Do you really want the government in the business of deciding which religious moral objections are valid and which aren’t? That’s the whole point of separation of church and state: we don’t want a government commission saying, “Your religion is ‘mainstream,’ but yours is a ‘fringe cult.’”
this should answer some of the questions below as well.
Because the government, in its truest form (whether or not it iexists in that form is another disucssion) has a responsibility to defend its citizens. The question is not which religion should be protected, the question is which practice - birth control or blood transfusions - should be allowed, or subsidized, or whatever.
That is a question, but it is not the question we are considering here: Do religious organizations other than churches have the right to limit benefits they have a moral objection to? If the answer is yes, the government cannot then decide which benefits are subject to religious exemption without violating the First Amendment.
Yes it is the question we are considering. If the organization’s moral objection, like birth control, does not put another in harm then they most certainly do. Or should.

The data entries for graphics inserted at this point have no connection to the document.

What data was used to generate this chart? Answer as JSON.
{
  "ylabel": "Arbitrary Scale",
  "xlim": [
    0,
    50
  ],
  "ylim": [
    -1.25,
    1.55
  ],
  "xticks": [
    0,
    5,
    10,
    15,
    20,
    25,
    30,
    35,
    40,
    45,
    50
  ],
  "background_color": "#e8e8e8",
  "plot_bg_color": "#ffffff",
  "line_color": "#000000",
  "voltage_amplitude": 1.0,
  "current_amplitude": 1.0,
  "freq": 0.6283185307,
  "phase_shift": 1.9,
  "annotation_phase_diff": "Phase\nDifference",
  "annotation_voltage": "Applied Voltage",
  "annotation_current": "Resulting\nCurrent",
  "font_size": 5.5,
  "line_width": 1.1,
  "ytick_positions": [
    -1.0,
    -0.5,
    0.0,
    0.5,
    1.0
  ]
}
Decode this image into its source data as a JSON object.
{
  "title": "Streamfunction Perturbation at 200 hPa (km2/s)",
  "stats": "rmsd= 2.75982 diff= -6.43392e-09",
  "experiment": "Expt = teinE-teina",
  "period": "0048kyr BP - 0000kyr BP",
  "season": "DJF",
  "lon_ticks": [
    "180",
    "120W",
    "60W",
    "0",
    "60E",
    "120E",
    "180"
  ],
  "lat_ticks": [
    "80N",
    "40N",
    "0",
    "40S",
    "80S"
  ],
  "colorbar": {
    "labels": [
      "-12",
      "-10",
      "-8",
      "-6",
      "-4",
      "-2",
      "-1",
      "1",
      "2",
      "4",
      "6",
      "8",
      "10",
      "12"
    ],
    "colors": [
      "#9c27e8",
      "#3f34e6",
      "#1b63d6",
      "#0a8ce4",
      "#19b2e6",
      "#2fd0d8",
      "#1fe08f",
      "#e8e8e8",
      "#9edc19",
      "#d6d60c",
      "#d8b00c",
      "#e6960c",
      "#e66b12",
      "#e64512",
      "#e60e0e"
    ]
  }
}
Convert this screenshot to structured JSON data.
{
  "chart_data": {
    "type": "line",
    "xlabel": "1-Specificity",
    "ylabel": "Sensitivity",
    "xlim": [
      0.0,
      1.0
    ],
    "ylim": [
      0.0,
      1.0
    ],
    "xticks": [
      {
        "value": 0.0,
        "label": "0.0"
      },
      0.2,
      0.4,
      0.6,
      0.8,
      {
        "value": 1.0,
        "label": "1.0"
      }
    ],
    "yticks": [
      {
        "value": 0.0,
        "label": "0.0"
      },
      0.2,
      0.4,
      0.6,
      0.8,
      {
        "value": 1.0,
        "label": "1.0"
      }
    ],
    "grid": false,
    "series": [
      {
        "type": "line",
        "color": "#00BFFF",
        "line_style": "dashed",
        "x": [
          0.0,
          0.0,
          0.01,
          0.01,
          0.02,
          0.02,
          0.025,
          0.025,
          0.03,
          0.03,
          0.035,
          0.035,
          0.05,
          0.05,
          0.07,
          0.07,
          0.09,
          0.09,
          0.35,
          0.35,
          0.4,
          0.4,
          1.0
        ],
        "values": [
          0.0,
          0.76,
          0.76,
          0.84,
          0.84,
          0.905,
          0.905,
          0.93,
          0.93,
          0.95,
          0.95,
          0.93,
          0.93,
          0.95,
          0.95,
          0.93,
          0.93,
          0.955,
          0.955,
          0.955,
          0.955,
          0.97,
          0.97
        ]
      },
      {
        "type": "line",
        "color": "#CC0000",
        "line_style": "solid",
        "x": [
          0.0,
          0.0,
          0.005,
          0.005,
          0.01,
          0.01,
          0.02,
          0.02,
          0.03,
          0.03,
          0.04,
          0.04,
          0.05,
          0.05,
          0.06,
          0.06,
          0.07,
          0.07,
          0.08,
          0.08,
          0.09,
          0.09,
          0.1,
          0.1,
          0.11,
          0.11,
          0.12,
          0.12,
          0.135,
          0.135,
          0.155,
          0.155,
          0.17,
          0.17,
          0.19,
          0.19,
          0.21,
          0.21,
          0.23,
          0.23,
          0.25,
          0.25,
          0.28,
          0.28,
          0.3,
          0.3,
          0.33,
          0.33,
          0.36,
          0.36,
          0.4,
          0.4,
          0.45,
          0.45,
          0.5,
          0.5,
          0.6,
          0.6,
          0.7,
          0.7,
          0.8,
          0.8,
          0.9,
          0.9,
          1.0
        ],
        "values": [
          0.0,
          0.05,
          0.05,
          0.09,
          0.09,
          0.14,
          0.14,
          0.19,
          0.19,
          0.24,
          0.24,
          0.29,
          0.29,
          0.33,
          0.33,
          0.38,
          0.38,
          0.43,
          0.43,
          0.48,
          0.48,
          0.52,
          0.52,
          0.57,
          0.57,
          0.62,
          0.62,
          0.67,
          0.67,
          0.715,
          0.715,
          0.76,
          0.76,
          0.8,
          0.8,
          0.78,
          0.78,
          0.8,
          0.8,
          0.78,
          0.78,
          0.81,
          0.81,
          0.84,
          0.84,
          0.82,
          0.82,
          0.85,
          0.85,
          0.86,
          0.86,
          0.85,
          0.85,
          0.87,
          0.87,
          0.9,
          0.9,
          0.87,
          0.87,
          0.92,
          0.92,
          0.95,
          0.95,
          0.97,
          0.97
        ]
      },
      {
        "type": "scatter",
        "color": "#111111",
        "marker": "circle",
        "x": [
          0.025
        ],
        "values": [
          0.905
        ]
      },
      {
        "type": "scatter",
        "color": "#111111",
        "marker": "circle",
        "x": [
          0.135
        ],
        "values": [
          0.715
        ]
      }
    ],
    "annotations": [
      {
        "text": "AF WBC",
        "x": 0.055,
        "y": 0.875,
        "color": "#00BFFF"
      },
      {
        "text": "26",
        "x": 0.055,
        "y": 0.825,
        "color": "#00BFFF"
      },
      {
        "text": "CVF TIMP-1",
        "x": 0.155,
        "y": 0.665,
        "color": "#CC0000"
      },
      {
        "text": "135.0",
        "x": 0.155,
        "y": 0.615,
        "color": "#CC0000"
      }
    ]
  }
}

So the federal government should decide if a religious organizations moral objection puts another in harm? What is the nature of harm? Couldn’t that be applied to contraception, which is used to prevent harm (such as ovarian cysts) in many cases?
It does for everything else, and religious groups make up a part of societal fabric, so that bit of intrusion is certainly reasonable.
I meant physical harm.Serious harm. And could even mean mental harm, though I would have a much tougher time with that.
In this case, no. If someone wants contraception as a remedy for that potential illness, they are certainly welcome to get it. I don’t hear of the RCC wanting to outlaw contraception, they just don’t want to pay for it. That’s a reasonable distinction to make.